All episode titles up to this point have been pretty accurate in describing what the episode will be about (“God Gets Kidnapped”, “God Goes To The Beach”, etc.) So with a title like “Nanami Quits Being a God”, combined with the fact it’s the penultimate episode, we knew despite things ending on a happy note last week, some final conflict would commence this week, and Nanami would indeed quit being a God. Nor were we surprised that the architect of that conflict is the deity who had only played a bit role up until now – the bizarrely-attired Otohiko – whose formidable power and devotion to Mikage pointed to an inevitable clash with Nanami. So what was surprising? Simply put, the manner and speed with which Nanami gives up.

That there’s only one episode left after this underscores the need to get things going, but 9/10ths of this episode goes at a very leisurely pace, replete with scenes of Nanami practicing the Kagura dance – which is fun, but repetitive. This lollygagging is to the detriment of creating a plausible scenario in which Nanami would truly say “I can’t take this anymore” and flee. The episode does not  fully succeed in doing so.
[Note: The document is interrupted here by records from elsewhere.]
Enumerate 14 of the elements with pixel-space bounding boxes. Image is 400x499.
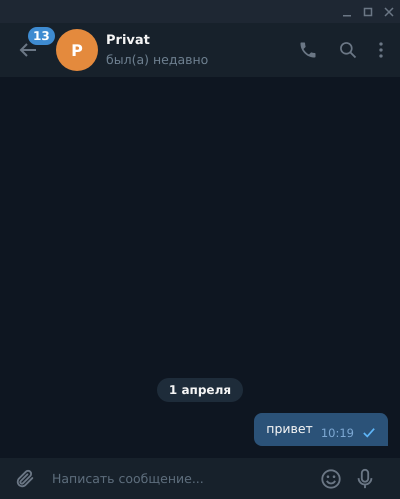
maximize-icon[interactable] <box>363 6 373 16</box>
message-time: 10:19 <box>320 426 354 440</box>
chat-name: Privat <box>106 33 151 48</box>
emoji-icon[interactable] <box>320 468 342 490</box>
message-text: привет <box>266 421 313 438</box>
unread-badge: 13 <box>28 27 55 45</box>
avatar[interactable]: P <box>56 29 98 71</box>
more-icon[interactable] <box>378 41 384 59</box>
attach-icon[interactable] <box>14 468 36 490</box>
phone-icon[interactable] <box>298 40 318 60</box>
close-icon[interactable] <box>384 6 394 16</box>
chat-status: был(а) недавно <box>106 52 210 67</box>
search-icon[interactable] <box>338 40 358 60</box>
date-chip: 1 апреля <box>156 378 244 402</box>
One could say Tomoe’s “you need not come” remark was the straw that broke the earth deity’s back, but we’re talking Nanami, who has not only gone through quite a bit of hopeless situations, but also has nowhere else to go (besides Kurama’s again). Nanami’s rather rushed retreat aside, the series has more than earned our confidence it will recover with a strong finale.


Rating: 7 (Very Good)

Chuunibyou demo Koi ga Shitai! – 12 (Fin)

Yuuta is distraught  as he’s heard no word from Rikka since she left with her mother. Dekomori has reverted to a normal eighth grader, while Kumin appears to have “inherited” Rikka’s Wicked Eye. When Yuuta’s sister tells him the movers came for the rest of Rikka’s stuff, he races to her house by bike, heeding a letter he wrote to himself two years ago as Dark Flame Master, imploring him to remember he is “special”. He learns that his past exploits triggered Rikka’s Chuunibyou, which she used as a coping device. He “rescues” her from her mundane existence at her grandfather’s house, flees the police with the help of their friends, and shows Rikka the “Ethereal Horizon” so she can say goodbye to her father.

Well now…we’re quite happy with this, the first ending of the fall. It was a good ending, with the message that we all have our little “syndromes” at varying times in our lives to deal with whatever life throws at us. Rikka and Yuuta are no different from anyone else in this regard, except that Yuuta’s Chuunibyou led Rikka to explore her own imagination, and find solace there from the harshness of reality. In flashbacks we see that she was essentially numbed by her father’s death, as she always held out hope he would recover and had no indication he wouldn’t. The world of fantasy she enters doesn’t hamper her growth. It makes it bearable. Yuuta finally makes the right choice, deciding to listen to his past self and heroically races to save Rikka from the prison of normalcy he himself helped build around her.

Ironically, in order to face reality, Rikka had to return to fantasy, and Yuuta helped guide her there, just as he inadvertently guided her into the world of Chuunibyou years before. Certainly, fantasy mustn’t occupy every waking moment of one’s life, but nor can it be totally repressed, going against one’s instincts. Ever since Rikka removed her eye patch, both she and Yuuta both felt something wasn’t right, because something wasn’t. We can never totally reject the extraordinary from our lives, because the fact of the matter is, when you take a moment to look at it, every aspect of life is extraordinary. So, we bid adieu to Yuuta, Rikka, Sanae, Kumin, and Shinka, all of them having realized that in their lives a personal balance must be struck between the ordinary and the fantastical.


Rating: 9 (Superior)

UPDATE: Looks like there will be a second season of Chu2Koi. We look forward to it, and hope it further fleshes out a Yuuta/Rikka relationship.